Kingsbury served 18 months with one break when his boat was blown up and he went to a hospital ship to recover. In addition to shrapnel, he was exposed to Agent Orange while serving.

“After I recovered, I was given a choice of a different duty station, but I said I wanted to go back. You know, I was a young punk. I was so tough. I wanted to beat those guys. Because I was young, you’re young, you don’t know better. You want to be with a team. I understand that now,” he said.

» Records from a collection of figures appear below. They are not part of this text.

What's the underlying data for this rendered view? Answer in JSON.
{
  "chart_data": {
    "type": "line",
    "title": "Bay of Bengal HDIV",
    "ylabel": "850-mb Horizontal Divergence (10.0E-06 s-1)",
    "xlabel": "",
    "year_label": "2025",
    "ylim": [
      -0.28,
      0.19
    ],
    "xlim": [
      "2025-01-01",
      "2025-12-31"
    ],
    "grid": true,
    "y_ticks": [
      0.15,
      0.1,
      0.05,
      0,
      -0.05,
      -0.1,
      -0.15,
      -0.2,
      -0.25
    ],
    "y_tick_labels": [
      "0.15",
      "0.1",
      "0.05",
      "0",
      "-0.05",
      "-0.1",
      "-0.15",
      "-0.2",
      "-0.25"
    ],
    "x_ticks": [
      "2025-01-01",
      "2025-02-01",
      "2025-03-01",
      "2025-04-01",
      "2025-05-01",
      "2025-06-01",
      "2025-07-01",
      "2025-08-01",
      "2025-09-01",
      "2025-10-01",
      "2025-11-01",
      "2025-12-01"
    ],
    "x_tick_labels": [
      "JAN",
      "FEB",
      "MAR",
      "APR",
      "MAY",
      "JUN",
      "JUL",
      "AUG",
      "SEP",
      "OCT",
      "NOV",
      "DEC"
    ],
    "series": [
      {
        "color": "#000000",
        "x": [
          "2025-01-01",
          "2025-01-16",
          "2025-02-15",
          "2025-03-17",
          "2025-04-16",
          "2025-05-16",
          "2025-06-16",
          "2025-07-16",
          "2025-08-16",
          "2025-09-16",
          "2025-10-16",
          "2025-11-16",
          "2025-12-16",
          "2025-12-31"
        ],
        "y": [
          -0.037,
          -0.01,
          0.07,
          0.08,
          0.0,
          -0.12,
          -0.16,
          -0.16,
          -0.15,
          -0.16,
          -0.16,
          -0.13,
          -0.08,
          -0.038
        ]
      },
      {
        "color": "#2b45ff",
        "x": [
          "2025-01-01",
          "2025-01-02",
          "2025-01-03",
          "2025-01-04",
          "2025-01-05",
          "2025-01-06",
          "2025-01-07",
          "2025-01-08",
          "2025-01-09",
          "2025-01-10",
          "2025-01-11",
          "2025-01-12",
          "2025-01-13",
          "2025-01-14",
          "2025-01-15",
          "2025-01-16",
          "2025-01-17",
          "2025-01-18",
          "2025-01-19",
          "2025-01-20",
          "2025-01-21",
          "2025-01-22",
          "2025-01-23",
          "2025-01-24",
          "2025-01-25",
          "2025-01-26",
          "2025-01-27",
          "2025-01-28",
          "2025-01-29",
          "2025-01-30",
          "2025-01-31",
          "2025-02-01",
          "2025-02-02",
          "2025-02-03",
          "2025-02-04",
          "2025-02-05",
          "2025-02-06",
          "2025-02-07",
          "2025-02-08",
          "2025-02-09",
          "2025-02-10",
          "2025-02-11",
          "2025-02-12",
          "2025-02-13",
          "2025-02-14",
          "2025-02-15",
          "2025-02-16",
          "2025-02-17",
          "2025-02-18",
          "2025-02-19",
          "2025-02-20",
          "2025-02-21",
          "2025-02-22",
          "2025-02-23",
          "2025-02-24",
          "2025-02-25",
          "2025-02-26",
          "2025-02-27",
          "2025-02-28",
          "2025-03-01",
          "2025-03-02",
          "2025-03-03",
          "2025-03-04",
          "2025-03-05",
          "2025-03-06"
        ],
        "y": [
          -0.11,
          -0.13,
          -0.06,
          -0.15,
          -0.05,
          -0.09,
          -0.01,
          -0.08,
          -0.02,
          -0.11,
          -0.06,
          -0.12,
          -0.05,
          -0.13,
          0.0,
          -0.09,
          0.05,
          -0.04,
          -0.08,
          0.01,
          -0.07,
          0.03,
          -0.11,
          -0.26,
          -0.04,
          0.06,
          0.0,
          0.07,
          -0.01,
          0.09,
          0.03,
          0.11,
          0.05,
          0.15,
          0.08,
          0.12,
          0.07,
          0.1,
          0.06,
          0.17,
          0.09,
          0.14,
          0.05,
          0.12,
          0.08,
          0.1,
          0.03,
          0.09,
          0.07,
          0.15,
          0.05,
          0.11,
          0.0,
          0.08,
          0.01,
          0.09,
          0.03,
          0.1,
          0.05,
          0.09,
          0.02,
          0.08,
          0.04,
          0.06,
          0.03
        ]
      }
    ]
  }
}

He spent another six months in country before being deployed to Boston and Rhode Island. When he returned to Waitsfield, he returned with the knowledge that three of his friends, local men, had not returned. Bobby Fielder, Waitsfield;, Brian Orr, Waitsfield; and Wendell Weston, Warren, died in Vietnam and Kingsbury and others later erected a memorial to them at Couples Club in Waitsfield.

 

 

 

ANGRY A LOT

“I was angry a lot,” Kingsbury said about his return to Vermont. The first month he was home, he drank every day, until he got tired of throwing up and being hungover. He stopped drinking.

He started working for S.G Phillips and later Carlos Nelson before he and Laura started their own business and had a son and daughter. After a few years, Laura told him she thought he needed help. He went to the VA where he worked for seven or eight years with a doctor who didn’t help very much.

Later at 27, he met with another therapist, Bill Newkirk who did help him and got him diagnosed with PTSD, got him on medication for depression, Agent Orange, and other issues.

“Bill Newkirk got me to focus. Looked at all my injuries including the shrapnel I had in my head and the Agent Orange,” he recalled.

SWEET AS PIE

During those years, he said he was often angry, and moody and tired.

“I can be mean. I can be sweet as pie one day and the next day, I’ll see you and I just can’t stand you. There’s really no way of controlling it,” he said.

He credits Laura for a lot, including her understanding and her support and her ability to withstand the thrashing he does at night when he has nightmares about Vietnam. He still has them, but they are less frequent. He’s now 76 and still dreams about the war.

“We had some tough times in the 1980s and early 1990s,” he said.

HAPPY CHILDREN

He also credits Laura for that first trip back to Vietnam. She arranged the trip and it was an eye-opening and healing journey. Seeing happy, healthy children and interacting with them was a critical part of that trip and the subsequent ones.

“We’ve been back twice. I was just there last year. I think it helps. And I wanted to see the change from 2008, 10 years later,” he added.

They visited the site of My Lai massacre on the day of the 30th-year anniversary and there were flowers everywhere and they met the woman made famous for the book cover showing her in a ditch trying to shield her children.

“She bowed to us. What grace. I was crying, Laura was crying. It was totally unbelievable. It was powerful. I said we’d go again, and I can do it. We should not forget,” Kingsbury pointed out.

Later, they went to the Hanoi Hilton, the infamous prison where American POWs were held and tortured. As they drove up, they saw a sign that said “Welcome Mr. and Mrs. Kingsbury.”

Reflecting back, he said his time in Vietnam still informs his life and he thinks about it daily.